National Marine Life Center Working to Rehab 15 Cold-Stunned Turtles

BOURNE – The National Marine Life Center in Buzzards Bay received 15 Kemp’s ridley sea turtles Wednesday from the New England Aquarium’s facility in Quincy.

All of the turtles recently washed up cold-stunned on Cape Cod beaches since the stranding season began about a week ago.

“With the recent weather we are all of a sudden seeing a number of turtle strandings,” said Kathy Zagzebski, the center’s executive director.

“And the season started slowly but now they are coming in full force.”

A team of workers and volunteers hovered around the 15 turtles, taking vital signs, administering fluids and slowly warming their body temperatures.

“We do a complete admitted exam. We take blood. We take radiographs. We do a full set of vitals and a full set of measurements,” Zagzebski said. “We administer medication, including antibiotics and fluids to address their infection and dehydration.”

Zagzebski said many of the turtles they received were in tough shape on arrival.

Most will receive treatment in Buzzards Bay for several months before they can be released back into the ocean further south or when the waters warm.

The turtles were delivered in banana boxes and lined up for processing and intake.

From there, the most serious cases were triaged with various fluids and then placed into incubators.

They also tested each of the turtles in their salt water tanks to determine how well, if at all, they could swim.

“Some of them are going to go in our intensive care unit, our incubator, while they continue to be warmed up gradually,” Zagzebski said.

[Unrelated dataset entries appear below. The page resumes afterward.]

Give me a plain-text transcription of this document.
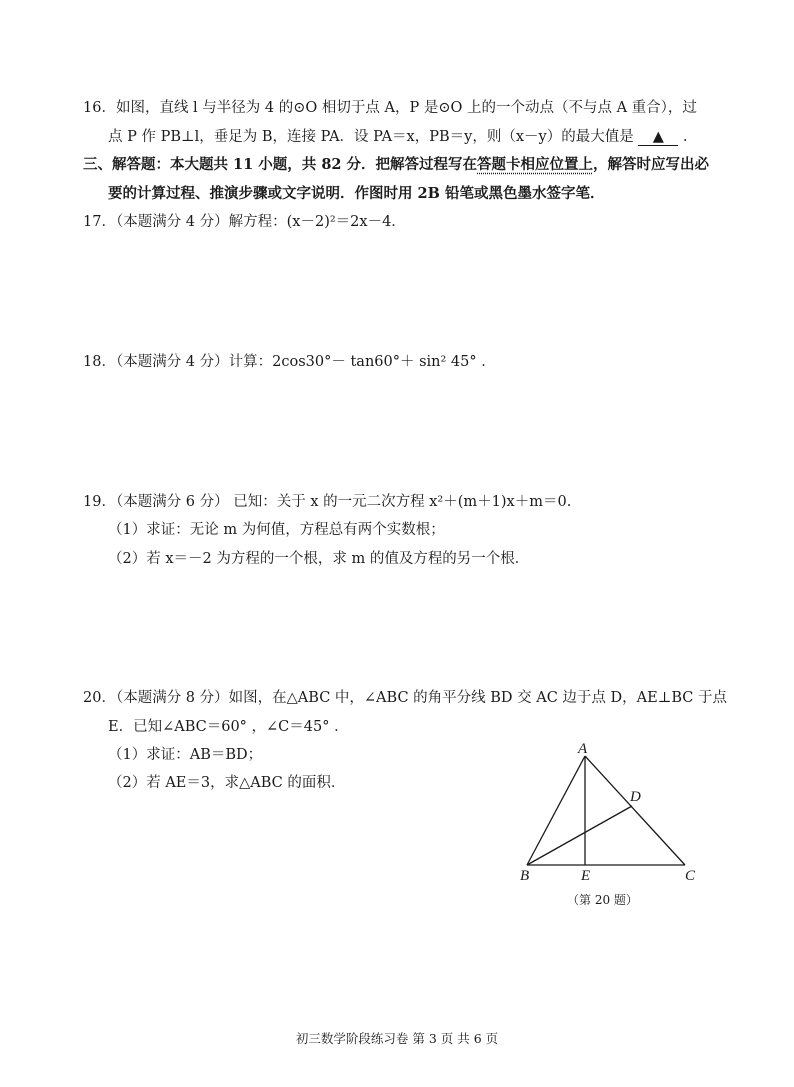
16．如图，直线 l 与半径为 4 的⊙O 相切于点 A，P 是⊙O 上的一个动点（不与点 A 重合），过
点 P 作 PB⊥l，垂足为 B，连接 PA．设 PA＝x，PB＝y，则（x－y）的最大值是 ▲ .
三、解答题：本大题共 11 小题，共 82 分．把解答过程写在答题卡相应位置上，解答时应写出必
要的计算过程、推演步骤或文字说明．作图时用 2B 铅笔或黑色墨水签字笔．
17．（本题满分 4 分）解方程：(x－2)²＝2x－4．
18．（本题满分 4 分）计算：2cos30°－ tan60°＋ sin² 45° ．
19．（本题满分 6 分） 已知：关于 x 的一元二次方程 x²＋(m＋1)x＋m＝0.
（1）求证：无论 m 为何值，方程总有两个实数根；
（2）若 x＝－2 为方程的一个根，求 m 的值及方程的另一个根．
20．（本题满分 8 分）如图，在△ABC 中，∠ABC 的角平分线 BD 交 AC 边于点 D，AE⊥BC 于点
E．已知∠ABC＝60° ，∠C＝45° ．
（1）求证：AB＝BD；
（2）若 AE＝3，求△ABC 的面积．
A
B	C
D
E
（第 20 题）
初三数学阶段练习卷 第 3 页 共 6 页
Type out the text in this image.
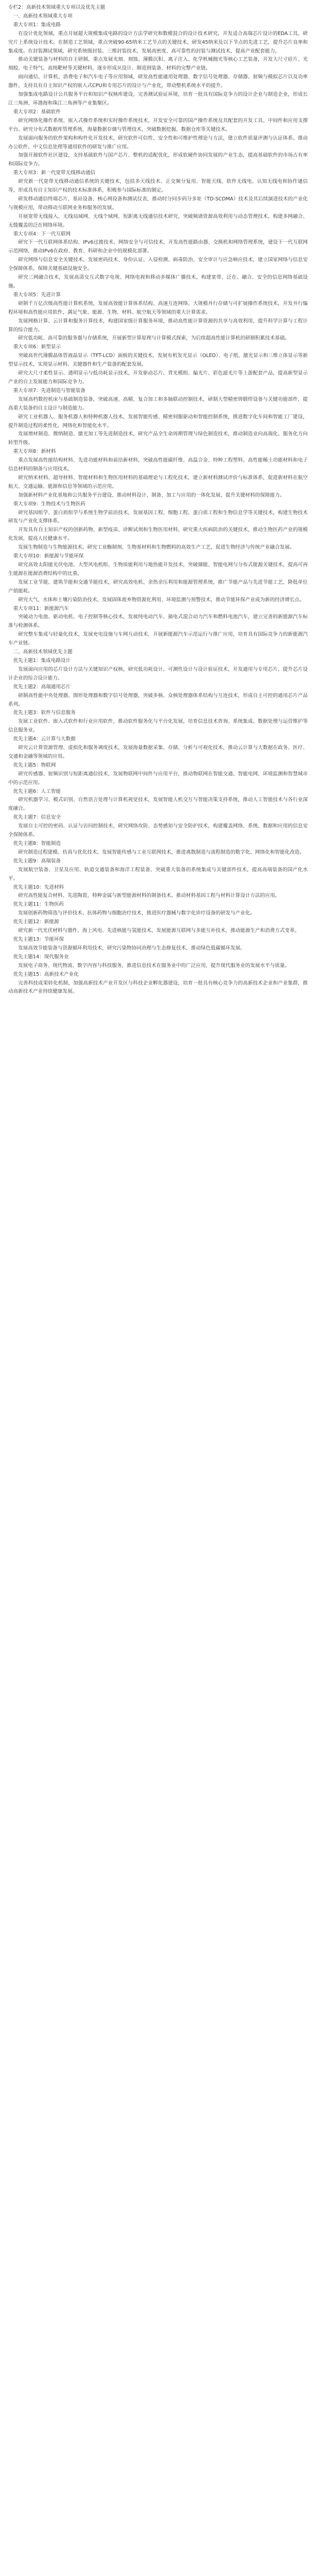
专栏2：高新技术领域重大专项以及优先主题

一、高新技术领域重大专项

重大专项1：集成电路

在设计优化领域，重点开展超大规模集成电路的设计方法学研究和数模混合的设计技术研究，开发适合高端芯片设计的EDA工具，研究片上系统设计技术。在制造工艺领域，重点突破90-65纳米工艺节点的关键技术，研发45纳米及以下节点的先进工艺，提升芯片良率和集成度。在封装测试领域，研究系统级封装、三维封装技术，发展高密度、高可靠性的封装与测试技术，提高产业配套能力。

推动关键装备与材料的自主研制，重点发展光刻、刻蚀、薄膜沉积、离子注入、化学机械抛光等核心工艺装备，开发大尺寸硅片、光刻胶、电子特气、高纯靶材等关键材料，逐步形成从设计、制造到装备、材料的完整产业链。

面向通信、计算机、消费电子和汽车电子等应用领域，研发高性能通用处理器、数字信号处理器、存储器、射频与模拟芯片以及功率器件，支持具有自主知识产权的嵌入式CPU和专用芯片的设计与产业化，带动整机系统水平的提升。

加强集成电路设计公共服务平台和知识产权核库建设，完善测试验证环境，培育一批具有国际竞争力的设计企业与制造企业，形成长江三角洲、环渤海和珠江三角洲等产业集聚区。

重大专项2：基础软件

研究网络化操作系统、嵌入式操作系统和实时操作系统技术，开发安全可靠的国产操作系统及其配套的开发工具、中间件和应用支撑平台。研究分布式数据库管理系统、海量数据存储与管理技术，突破数据挖掘、数据仓库等关键技术。

发展面向服务的软件架构和构件化开发技术，研究软件可信性、安全性和可维护性理论与方法，建立软件质量评测与认证体系。推动办公软件、中文信息处理等通用软件的研发与推广应用。

加强开源软件社区建设，支持基础软件与国产芯片、整机的适配优化，形成软硬件协同发展的产业生态，提高基础软件的市场占有率和国际竞争力。

重大专项3：新一代宽带无线移动通信

研究新一代宽带无线移动通信系统的关键技术，包括多天线技术、正交频分复用、智能天线、软件无线电、认知无线电和协作通信等，形成具有自主知识产权的技术标准体系，积极参与国际标准的制定。

研发移动通信终端芯片、基站设备、核心网设备和测试仪表，推动时分同步码分多址（TD-SCDMA）技术及其后续演进技术的产业化与规模应用，带动移动互联网业务和服务的发展。

开展宽带无线接入、无线局域网、无线个域网、短距离无线通信技术研究，突破频谱资源高效利用与动态管理技术，构建多网融合、无缝覆盖的泛在网络环境。

重大专项4：下一代互联网

研究下一代互联网体系结构、IPv6过渡技术、网络安全与可信技术，开发高性能路由器、交换机和网络管理系统，建设下一代互联网示范网络，推动IPv6在政府、教育、科研和企业中的规模化部署。

研究网络与信息安全关键技术，发展密码技术、身份认证、入侵检测、病毒防治、安全审计与应急响应技术，建立国家网络与信息安全保障体系，保障关键基础设施安全。

研究三网融合技术，发展高清交互式数字电视、网络电视和移动多媒体广播技术，构建宽带、泛在、融合、安全的信息网络基础设施。

重大专项5：先进计算

研制千万亿次级高性能计算机系统，发展高效能计算体系结构、高速互连网络、大规模并行存储与可扩展操作系统技术，开发并行编程环境和高性能应用软件，满足气象、能源、生物、材料、航空航天等领域的重大计算需求。

发展网格计算、云计算和服务计算技术，构建国家级计算服务环境，推动高性能计算资源的共享与高效利用，提升科学计算与工程计算的综合能力。

研究低功耗、高可靠的服务器与存储系统，开展新型计算原理与计算模式探索，为后续超高性能计算机的研制积累技术基础。

重大专项6：新型显示

突破高世代薄膜晶体管液晶显示（TFT-LCD）面板的关键技术，发展有机发光显示（OLED）、电子纸、激光显示和三维立体显示等新型显示技术，实现显示材料、关键器件和生产装备的配套发展。

研究大尺寸柔性显示、透明显示与低功耗显示技术，开发驱动芯片、背光模组、偏光片、彩色滤光片等上游配套产品，提高新型显示产业的自主发展能力和国际竞争力。

重大专项7：先进制造与智能装备

发展高档数控机床与基础制造装备，突破高速、高精、复合加工和多轴联动控制技术，研制大型精密铸锻焊设备与关键功能部件，提高重大装备的自主设计与制造能力。

研究工业机器人、服务机器人和特种机器人技术，发展智能传感、精密伺服驱动和智能控制系统，推进数字化车间和智能工厂建设，提升制造过程的柔性化、网络化和智能化水平。

发展增材制造、微纳制造、激光加工等先进制造技术，研究产品全生命周期管理与绿色制造技术，推动制造业向高端化、服务化方向转型升级。

重大专项8：新材料

重点发展高性能结构材料、先进功能材料和前沿新材料，突破高性能碳纤维、高温合金、特种工程塑料、高性能稀土功能材料和电子信息材料的制备与应用技术。

研究纳米材料、超导材料、智能材料和生物医用材料的基础理论与工程化技术，建立新材料测试评价与标准体系，促进新材料在航空航天、交通运输、能源和信息等领域的示范应用。

加强新材料产业化基地和公共服务平台建设，推动材料设计、制备、加工与应用的一体化发展，提升关键材料的保障能力。

重大专项9：生物技术与生物医药

研究基因组学、蛋白质组学与系统生物学前沿技术，发展基因工程、细胞工程、蛋白质工程和生物信息学等关键技术，构建生物技术研发与产业化支撑体系。

开发具有自主知识产权的创新药物、新型疫苗、诊断试剂和生物医用材料，研究重大疾病防治的关键技术，推动生物医药产业的规模化发展，提高人民健康水平。

发展生物制造与生物能源技术，研究工业酶制剂、生物基材料和生物燃料的高效生产工艺，促进生物经济与传统产业融合发展。

重大专项10：新能源与节能环保

研究高效太阳能光伏电池、大型风电机组、生物质能利用与地热能开发技术，突破储能、智能电网与分布式能源关键技术，提高可再生能源在能源消费结构中的比重。

发展工业节能、建筑节能和交通节能技术，研究高效电机、余热余压利用和能源管理系统，推广节能产品与先进节能工艺，降低单位产值能耗。

研究大气、水体和土壤污染防治技术，发展固体废弃物资源化利用、环境监测与预警技术，推动节能环保产业成为新的经济增长点。

重大专项11：新能源汽车

突破动力电池、驱动电机、电子控制等核心技术，发展纯电动汽车、插电式混合动力汽车和燃料电池汽车，建立完善的新能源汽车标准与检测体系。

研究整车集成与轻量化技术，发展充电设施与车网互动技术，开展新能源汽车示范运行与推广应用，培育具有国际竞争力的新能源汽车产业链。

二、高新技术领域优先主题

优先主题1：集成电路设计

发展面向应用的芯片设计方法与关键知识产权核，研究低功耗设计、可测性设计与设计验证技术，开发通用与专用芯片，提升芯片设计企业的综合设计能力。

优先主题2：高端通用芯片

研制高性能中央处理器、图形处理器和数字信号处理器，突破多核、众核处理器体系结构与互连技术，形成自主可控的通用芯片产品系列。

优先主题3：软件与信息服务

发展工业软件、嵌入式软件和行业应用软件，推动软件服务化与平台化发展，培育信息技术咨询、系统集成、数据处理与运营维护等信息服务业。

优先主题4：云计算与大数据

研究云计算资源管理、虚拟化和服务调度技术，发展海量数据采集、存储、分析与可视化技术，推动云计算与大数据在政务、医疗、交通和金融等领域的应用。

优先主题5：物联网

研究传感器、射频识别与短距离通信技术，发展物联网中间件与应用平台，推动物联网在智能交通、智能电网、环境监测和智慧城市中的示范应用。

优先主题6：人工智能

研究机器学习、模式识别、自然语言处理与计算机视觉技术，发展智能人机交互与智能决策支持系统，推动人工智能技术与各行业深度融合。

优先主题7：信息安全

发展自主可控的密码、认证与访问控制技术，研究网络攻防、态势感知与安全防护技术，构建覆盖网络、系统、数据和应用的信息安全保障体系。

优先主题8：智能制造

研究制造过程建模、仿真与优化技术，发展智能传感与工业互联网技术，推进离散制造与流程制造的数字化、网络化和智能化改造。

优先主题9：高端装备

发展航空装备、卫星及应用、轨道交通装备和海洋工程装备，突破重大装备的系统集成与关键部件技术，提高高端装备的国产化水平。

优先主题10：先进材料

研究高性能复合材料、先进陶瓷、特种金属与新型能源材料的制备技术，推动材料基因工程与材料计算设计方法的应用。

优先主题11：生物医药

发展创新药物筛选与评价技术、抗体药物与细胞治疗技术，推进医疗器械与数字化诊疗设备的研发与产业化。

优先主题12：新能源

研究新一代光伏材料与器件、海上风电、先进核能与氢能技术，发展能源互联网与多能互补技术，推动能源生产和消费方式变革。

优先主题13：节能环保

发展高效节能装备与资源循环利用技术，研究污染物协同治理与生态修复技术，推动绿色低碳循环发展。

优先主题14：现代服务业

发展电子商务、现代物流、数字内容与科技服务，推进信息技术在服务业中的广泛应用，提升现代服务业的发展水平与质量。

优先主题15：高新技术产业化

完善科技成果转化机制，加强高新技术产业开发区与科技企业孵化器建设，培育一批具有核心竞争力的高新技术企业和产业集群，推动高新技术产业持续健康发展。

“Others are strong enough to swim already so they’ll be put into the pool, and we’ve got a great assembly line of volunteers and interns and staff here to take care of all 15 turtles and get them ready on the road to healing.”

The turtles will stay at the facility until they fully recover.

“By the time they strand on Cape Cod they are usually in critical condition,” Zagzebski said. “So it takes approximately three to nine months for most of the turtles.”

Some turtles can take much longer as the center has two turtles who have been in rehab for one and two years, respectively.

“Sometimes is take a very long time,” she said.

Any turtles ready to be released back into the wild in January and February will be driven down south to be released in warmer waters.